Dragon Boat Festival and Calligraphy

The Dragon Boat Festival (or Duan Wu Festival in Chinese) is on the fifth day of the fifth lunar month. It is a day to remember the great poet Qu Yuan, who was a loyal official in the State of Chu in ancient China and deeply loved by his people.

Qu Yuan drowned himself on the fifth day of the fifth lunar month in 277 BC due to being unable to save his country. The local folk did what they could to search for him in the river, meanwhile they dropped dumplings of glutinous rice wrapped in bamboo or reed leaves into the river in order to prevent the fishes from eating Qu Yuan's body. Since that time, it has been customary on this day to eat zongzi (glutinous rice wrapped in bamboo or reed leaves) as a memorial to the patriotic poet.

Nowadays, zongzi is not only made for the Dragon Boat Festival.
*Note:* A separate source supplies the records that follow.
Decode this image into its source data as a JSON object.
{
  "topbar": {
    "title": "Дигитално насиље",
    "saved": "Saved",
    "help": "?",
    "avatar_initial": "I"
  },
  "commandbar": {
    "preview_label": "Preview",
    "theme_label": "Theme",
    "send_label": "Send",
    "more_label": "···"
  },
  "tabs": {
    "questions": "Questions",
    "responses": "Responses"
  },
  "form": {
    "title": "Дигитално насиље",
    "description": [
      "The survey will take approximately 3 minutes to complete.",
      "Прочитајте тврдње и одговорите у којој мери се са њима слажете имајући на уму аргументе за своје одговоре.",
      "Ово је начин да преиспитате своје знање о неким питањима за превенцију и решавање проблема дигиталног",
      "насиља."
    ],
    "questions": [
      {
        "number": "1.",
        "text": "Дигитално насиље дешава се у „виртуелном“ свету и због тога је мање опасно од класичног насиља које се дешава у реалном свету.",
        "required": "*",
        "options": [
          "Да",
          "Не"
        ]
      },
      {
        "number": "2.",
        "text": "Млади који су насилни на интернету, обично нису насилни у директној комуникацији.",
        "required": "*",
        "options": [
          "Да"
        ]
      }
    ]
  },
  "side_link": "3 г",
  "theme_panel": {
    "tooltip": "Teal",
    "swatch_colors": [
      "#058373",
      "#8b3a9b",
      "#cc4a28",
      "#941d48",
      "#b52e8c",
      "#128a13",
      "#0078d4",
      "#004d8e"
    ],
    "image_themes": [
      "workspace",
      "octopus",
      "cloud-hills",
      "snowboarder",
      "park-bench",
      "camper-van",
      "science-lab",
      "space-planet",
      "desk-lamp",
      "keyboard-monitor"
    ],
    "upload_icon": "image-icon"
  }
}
It is available at any time of the year, with a wide styles and varieties of dumplings. The main ingredient of zongzi is the glutinous rice, and then the bamboo or reed leaves -- the wrapping that makes zongzi taste distinct. The usual recipes include dates, sweetened red bean paste, meat, chestnuts, lotus seeds, dates, and yolk of egg. (See http://www1.chinaculture.org/library/2008-01/08/content_29449.htm)

The meat ones are my favorite, but are more common in the South. Here, dates are the most common filling and I am not wild about them. The other tradition is to wear five-color string bracelets. You can learn more about the traditions of Dragon Boat Festival at http://www.chinaculture.org/focus/focus/2010duanwu/2010-06/12/content_382549.htm.


A week or so ago, I finally purchased (for 100RMB) a rack for drying my maobi, or calligraphy brushes. This desk is dedicated to my calligraphy now.



More Stories from the Tea Market

“I feel my heart become so sympathetic, That I must have recourse to black Bohea…….”
                                                        - Don Juan, by Lord Byron (1788-1824)

Today, for the festival, I slept late and then my girlfriend and I went for a late lunch at my favorite restaurant, which serves mushroom hot pot. Then, we walked to Qing Yi Fang, the tea market that also sells plants and goldfish. We had a wonderful time and I was oblivious that they were supposed to close, but when we emerged, the hallway lights were out and most of the other stores had pulled down their shutters. I learned a lot. For instance, I learned about Ru Kiln which, during the Song Dynasty, produced pieces of porcelain for the emperor. The Emperor Huizon would "select 36 pieces of porcelain as his imperial products, and the remaining porcelain, whether good or bad, would be crashed to pieces without exception, with all such pieces buried deep in the earth, and might not be carried down by folks." (See www.gzhengfu.com)

The following entry from the Encyclopedia Britannica tells more of the story.
Ru kiln, Pinyin Ru yao, or Wade-Giles Ju yao,  kiln known for creating highly prized Chinese stoneware. The Ru kiln produced ware for a short period during the years when Northern Song emperors Zhezong (1085–1110) and Huizong (1110–1125) ruled.

No more than 60 intact pieces from the kiln were known before the discovery in 1986 of the original kiln site, which is in the village of Qingliangsi, in Baofeng county, Henan province. This site has yielded at least 37 more examples (22 of which are intact). The undecorated bluish or greenish gray glaze of Ru wares was cloudy and opaque, often with a slight lavender tinge and a fine, irregular network of cracks. The glaze typically covered a gray stoneware body that had a simple, elegant shape. (Encyclopedia Britannica)
I also learned about Lapsong Souchang Black Tea, or BOHEA (recall an from earlier post that what we call black tea in the West is called red tea in the East). This tea was popular in the 1600s and an ad from 1705 in Edinburgh purports to have sought 30 shillings for a single pound of the stuff. In the 1870s, production was quite high and then it trailed off to nothing by 1949. The company trying to sell me this kind of tea is certified organic in Japan and by the Germans and Americans. They have 120 staff who help to process 900 tons per annum. Of the 6000 mu in their plantation, 5000 are certified organic and the additional 1000 are under transition.

6,000 mu? Chinese still use many traditional measurements for distance, acreage and weight.